Do the Numbers Make Sense?

187

image
Andersen Ross/Blend Images/Corbis

CASE STUDY Every autumn, U.S. News & World Report publishes a story ranking accredited four-year colleges and universities throughout the United States. These rankings by U.S. News & World Report are very influential in determining public opinion about the quality of the nation’s colleges and universities. However, critics of the rankings question the quality of the data used to rank schools. In the January 2012 article “Gaming the College Rankings,” the New York Times described several instances of “fudging the numbers” by colleges in order to climb in the rankings.

Business data, advertising claims, debate on public issues—we are assailed daily by numbers intended to prove a point, buttress an argument, or assure us that all is well.

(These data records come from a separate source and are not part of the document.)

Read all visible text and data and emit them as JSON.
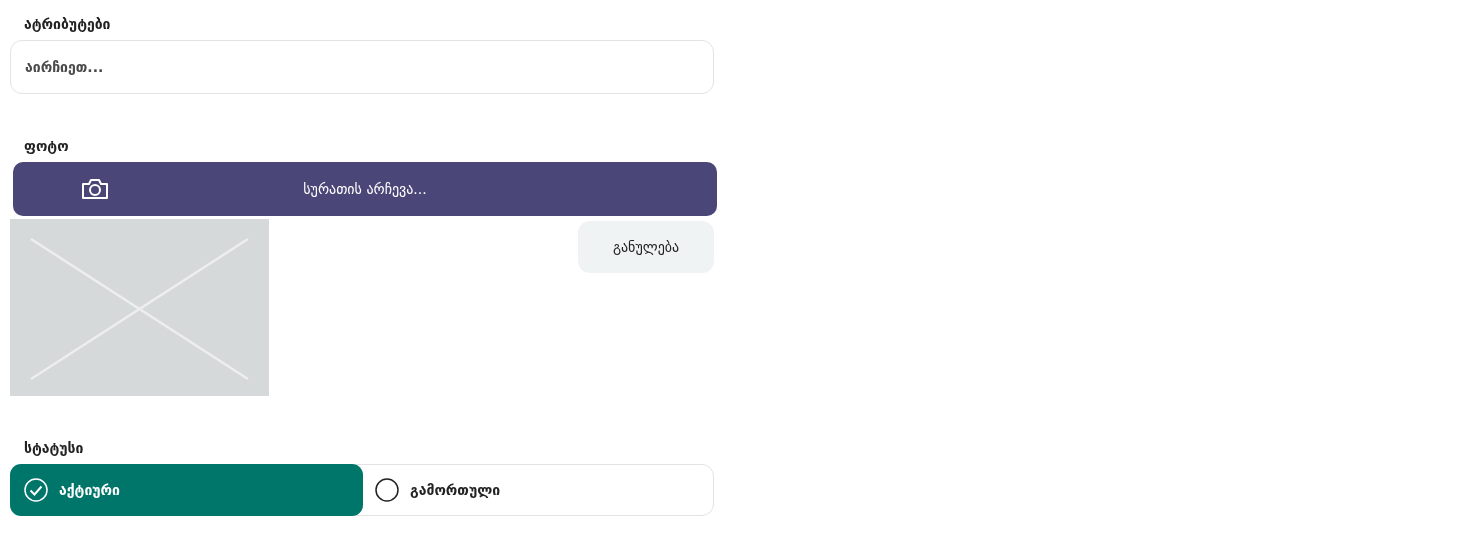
{
  "attributes": {
    "label": "ატრიბუტები",
    "placeholder": "აირჩიეთ..."
  },
  "photo": {
    "label": "ფოტო",
    "choose_button": "სურათის არჩევა...",
    "reset_button": "განულება"
  },
  "status": {
    "label": "სტატუსი",
    "options": [
      {
        "label": "აქტიური",
        "selected": true
      },
      {
        "label": "გამორთული",
        "selected": false
      }
    ]
  }
}
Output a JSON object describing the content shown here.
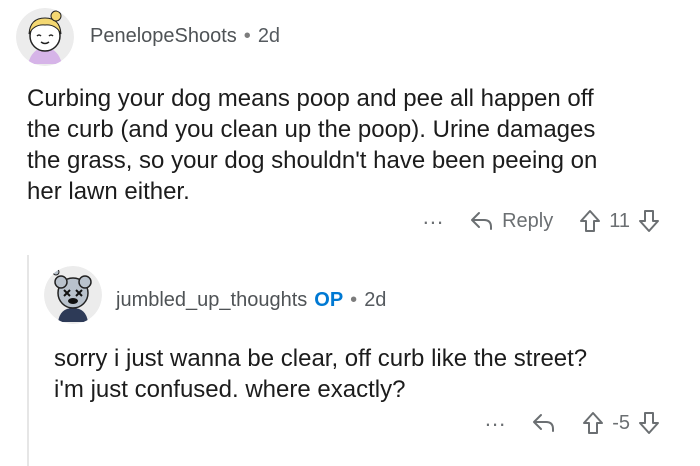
{
  "comments": [
    {
      "author": "PenelopeShoots",
      "age": "2d",
      "lines": [
        "Curbing your dog means poop and pee all happen off",
        "the curb (and you clean up the poop). Urine damages",
        "the grass, so your dog shouldn't have been peeing on",
        "her lawn either."
      ],
      "more": "...",
      "reply_label": "Reply",
      "score": "11"
    },
    {
      "author": "jumbled_up_thoughts",
      "badge": "OP",
      "age": "2d",
      "lines": [
        "sorry i just wanna be clear, off curb like the street?",
        "i'm just confused. where exactly?"
      ],
      "more": "...",
      "score": "-5"
    }
  ],
  "meta_separator": "•",
  "colors": {
    "op_badge": "#0079d3",
    "action_gray": "#6b6f72",
    "thread_line": "#e6e6e6"
  }
}
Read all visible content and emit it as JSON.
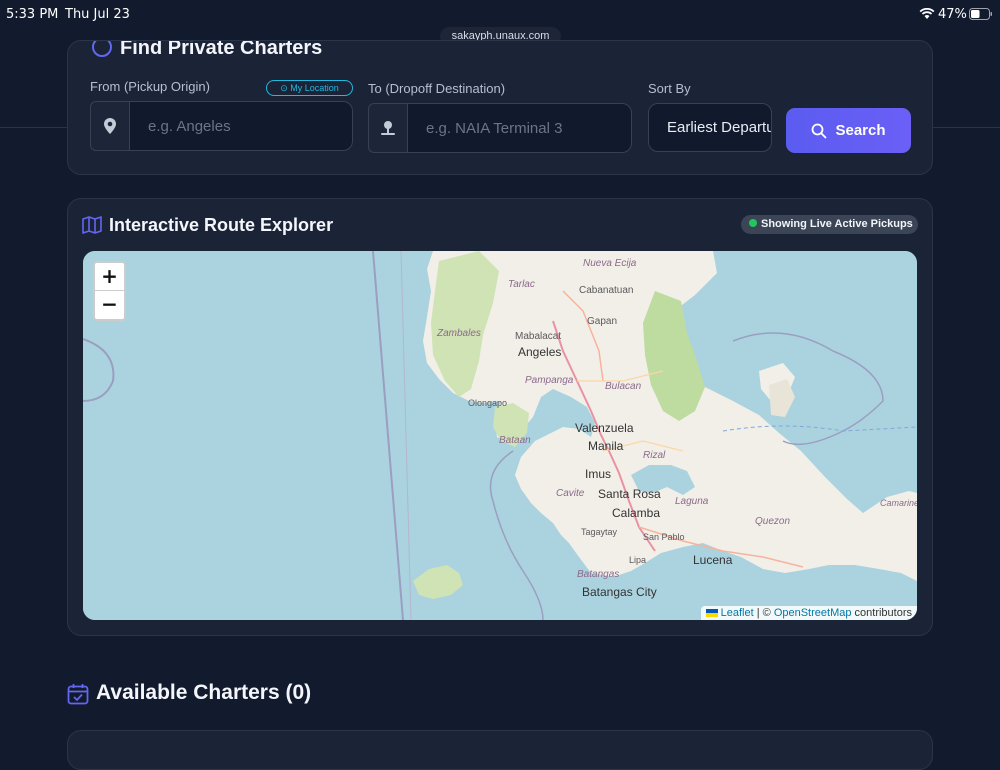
{
  "status_bar": {
    "time": "5:33 PM",
    "date": "Thu Jul 23",
    "battery": "47%"
  },
  "browser": {
    "url": "sakayph.unaux.com"
  },
  "search_panel": {
    "title": "Find Private Charters",
    "from_label": "From (Pickup Origin)",
    "from_placeholder": "e.g. Angeles",
    "my_location_label": "My Location",
    "to_label": "To (Dropoff Destination)",
    "to_placeholder": "e.g. NAIA Terminal 3",
    "sort_label": "Sort By",
    "sort_value": "Earliest Departure",
    "search_button": "Search"
  },
  "explorer": {
    "title": "Interactive Route Explorer",
    "live_badge": "Showing Live Active Pickups",
    "zoom_in": "+",
    "zoom_out": "−",
    "attribution": {
      "leaflet": "Leaflet",
      "sep": " | © ",
      "osm": "OpenStreetMap",
      "tail": " contributors"
    },
    "places": {
      "nueva_ecija": "Nueva Ecija",
      "tarlac": "Tarlac",
      "cabanatuan": "Cabanatuan",
      "zambales": "Zambales",
      "mabalacat": "Mabalacat",
      "gapan": "Gapan",
      "angeles": "Angeles",
      "pampanga": "Pampanga",
      "bulacan": "Bulacan",
      "olongapo": "Olongapo",
      "bataan": "Bataan",
      "valenzuela": "Valenzuela",
      "manila": "Manila",
      "rizal": "Rizal",
      "imus": "Imus",
      "cavite": "Cavite",
      "santa_rosa": "Santa Rosa",
      "laguna": "Laguna",
      "calamba": "Calamba",
      "quezon": "Quezon",
      "camarines_norte": "Camarines Norte",
      "tagaytay": "Tagaytay",
      "san_pablo": "San Pablo",
      "lipa": "Lipa",
      "lucena": "Lucena",
      "batangas": "Batangas",
      "batangas_city": "Batangas City"
    }
  },
  "charters": {
    "title": "Available Charters (0)"
  },
  "colors": {
    "accent": "#6366f1",
    "background": "#121b2d",
    "card": "#1b2437",
    "live": "#22c55e",
    "link": "#22b8e0"
  }
}
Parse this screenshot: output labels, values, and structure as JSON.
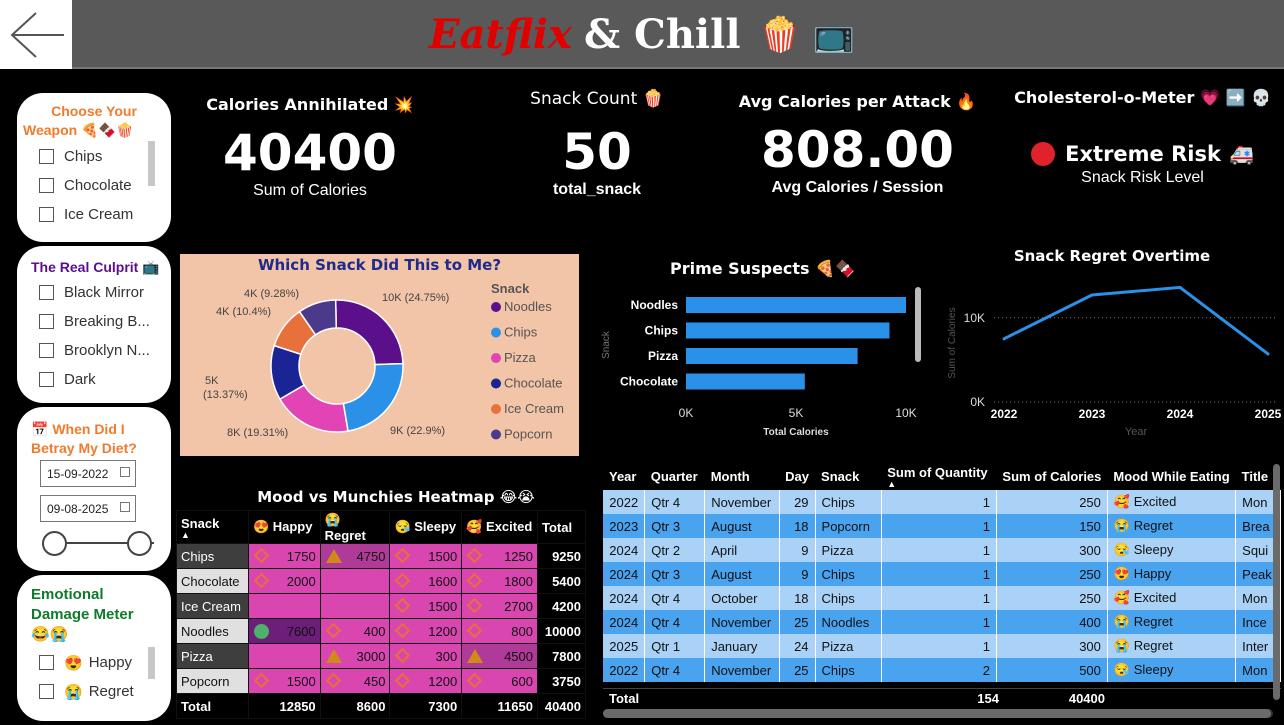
{
  "header": {
    "title_part1": "Eatflix",
    "title_part2": "& Chill",
    "title_emoji": "🍿 📺"
  },
  "slicers": {
    "weapon": {
      "title_line1": "Choose Your",
      "title_line2": "Weapon 🍕🍫🍿",
      "items": [
        "Chips",
        "Chocolate",
        "Ice Cream"
      ]
    },
    "culprit": {
      "title": "The Real Culprit 📺",
      "items": [
        "Black Mirror",
        "Breaking B...",
        "Brooklyn N...",
        "Dark"
      ]
    },
    "date": {
      "title_line1": "📅 When Did I",
      "title_line2": "Betray My Diet?",
      "start": "15-09-2022",
      "end": "09-08-2025",
      "range_fraction": [
        0,
        1
      ]
    },
    "damage": {
      "title_line1": "Emotional",
      "title_line2": "Damage Meter",
      "title_emoji": "😂😭",
      "items": [
        {
          "emoji": "😍",
          "label": "Happy"
        },
        {
          "emoji": "😭",
          "label": "Regret"
        }
      ]
    }
  },
  "kpis": {
    "calories": {
      "title": "Calories Annihilated 💥",
      "value": "40400",
      "sub": "Sum of Calories"
    },
    "count": {
      "title": "Snack Count 🍿",
      "value": "50",
      "sub": "total_snack"
    },
    "avg": {
      "title": "Avg Calories per Attack 🔥",
      "value": "808.00",
      "sub": "Avg Calories / Session"
    },
    "risk": {
      "title": "Cholesterol-o-Meter 💗 ➡️ 💀",
      "value": "Extreme Risk",
      "emoji": "🚑",
      "sub": "Snack Risk Level",
      "dot_color": "#e0222b"
    }
  },
  "donut": {
    "title": "Which Snack Did This to Me?",
    "legend_title": "Snack",
    "background": "#f2c4a8",
    "title_color": "#1f2a8a"
  },
  "bar": {
    "title": "Prime Suspects 🍕🍫",
    "ylabel": "Snack",
    "xlabel": "Total Calories"
  },
  "line": {
    "title": "Snack Regret Overtime",
    "xlabel": "Year",
    "ylabel": "Sum of Calories"
  },
  "heatmap": {
    "title": "Mood vs Munchies Heatmap 😂😭",
    "columns": [
      "Snack",
      "😍 Happy",
      "😭 Regret",
      "😪 Sleepy",
      "🥰 Excited",
      "Total"
    ],
    "rows": [
      {
        "snack": "Chips",
        "happy": "1750",
        "regret": "4750",
        "sleepy": "1500",
        "excited": "1250",
        "total": "9250",
        "icons": [
          "diamond",
          "triangle",
          "diamond",
          "diamond"
        ]
      },
      {
        "snack": "Chocolate",
        "happy": "2000",
        "regret": "",
        "sleepy": "1600",
        "excited": "1800",
        "total": "5400",
        "icons": [
          "diamond",
          "",
          "diamond",
          "diamond"
        ]
      },
      {
        "snack": "Ice Cream",
        "happy": "",
        "regret": "",
        "sleepy": "1500",
        "excited": "2700",
        "total": "4200",
        "icons": [
          "",
          "",
          "diamond",
          "diamond"
        ]
      },
      {
        "snack": "Noodles",
        "happy": "7600",
        "regret": "400",
        "sleepy": "1200",
        "excited": "800",
        "total": "10000",
        "icons": [
          "circle",
          "diamond",
          "diamond",
          "diamond"
        ]
      },
      {
        "snack": "Pizza",
        "happy": "",
        "regret": "3000",
        "sleepy": "300",
        "excited": "4500",
        "total": "7800",
        "icons": [
          "",
          "triangle",
          "diamond",
          "triangle"
        ]
      },
      {
        "snack": "Popcorn",
        "happy": "1500",
        "regret": "450",
        "sleepy": "1200",
        "excited": "600",
        "total": "3750",
        "icons": [
          "diamond",
          "diamond",
          "diamond",
          "diamond"
        ]
      }
    ],
    "total_row": {
      "label": "Total",
      "happy": "12850",
      "regret": "8600",
      "sleepy": "7300",
      "excited": "11650",
      "total": "40400"
    }
  },
  "detail_table": {
    "columns": [
      "Year",
      "Quarter",
      "Month",
      "Day",
      "Snack",
      "Sum of Quantity",
      "Sum of Calories",
      "Mood While Eating",
      "Title"
    ],
    "rows": [
      [
        "2022",
        "Qtr 4",
        "November",
        "29",
        "Chips",
        "1",
        "250",
        "🥰 Excited",
        "Mon"
      ],
      [
        "2023",
        "Qtr 3",
        "August",
        "18",
        "Popcorn",
        "1",
        "150",
        "😭 Regret",
        "Brea"
      ],
      [
        "2024",
        "Qtr 2",
        "April",
        "9",
        "Pizza",
        "1",
        "300",
        "😪 Sleepy",
        "Squi"
      ],
      [
        "2024",
        "Qtr 3",
        "August",
        "9",
        "Chips",
        "1",
        "250",
        "😍 Happy",
        "Peak"
      ],
      [
        "2024",
        "Qtr 4",
        "October",
        "18",
        "Chips",
        "1",
        "250",
        "🥰 Excited",
        "Mon"
      ],
      [
        "2024",
        "Qtr 4",
        "November",
        "25",
        "Noodles",
        "1",
        "400",
        "😭 Regret",
        "Ince"
      ],
      [
        "2025",
        "Qtr 1",
        "January",
        "24",
        "Pizza",
        "1",
        "300",
        "😭 Regret",
        "Inter"
      ],
      [
        "2022",
        "Qtr 4",
        "November",
        "25",
        "Chips",
        "2",
        "500",
        "😪 Sleepy",
        "Mon"
      ]
    ],
    "total_label": "Total",
    "total_quantity": "154",
    "total_calories": "40400"
  },
  "chart_data": [
    {
      "type": "pie",
      "title": "Which Snack Did This to Me?",
      "legend_title": "Snack",
      "categories": [
        "Noodles",
        "Chips",
        "Pizza",
        "Chocolate",
        "Ice Cream",
        "Popcorn"
      ],
      "values": [
        10000,
        9250,
        7800,
        5400,
        4200,
        3750
      ],
      "labels": [
        "10K (24.75%)",
        "9K (22.9%)",
        "8K (19.31%)",
        "5K (13.37%)",
        "4K (10.4%)",
        "4K (9.28%)"
      ],
      "colors": [
        "#5b0f8a",
        "#2b90e8",
        "#e244b6",
        "#1a2494",
        "#e8703a",
        "#4b3a8c"
      ],
      "hole": true
    },
    {
      "type": "bar",
      "orientation": "horizontal",
      "title": "Prime Suspects 🍕🍫",
      "categories": [
        "Noodles",
        "Chips",
        "Pizza",
        "Chocolate"
      ],
      "values": [
        10000,
        9250,
        7800,
        5400
      ],
      "xlabel": "Total Calories",
      "ylabel": "Snack",
      "xlim": [
        0,
        10000
      ],
      "xticks": [
        "0K",
        "5K",
        "10K"
      ],
      "color": "#2b90e8"
    },
    {
      "type": "line",
      "title": "Snack Regret Overtime",
      "x": [
        2022,
        2023,
        2024,
        2025
      ],
      "values": [
        7500,
        12700,
        13600,
        5700
      ],
      "xlabel": "Year",
      "ylabel": "Sum of Calories",
      "ylim": [
        0,
        16500
      ],
      "yticks": [
        "0K",
        "10K"
      ],
      "grid": true,
      "color": "#2b90e8"
    }
  ]
}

Sometimes, as the critics of the U.S. News & World Report rankings maintain, we are fed fake data. Sometimes, people who use data to argue a cause care more for the cause than for the accuracy of the data. Others simply lack the skills needed to employ numbers carefully. We know that we should always ask

  • How were the data produced?

  • What exactly was measured?

We also know quite a bit about what good answers to these questions sound like. That’s wonderful, but it isn’t enough. We also need “number sense,” the habit of asking if numbers make sense. Developing number sense is the purpose of this chapter. To help develop number sense, we will look at how bad data, or good data used wrongly, can mislead the unwary.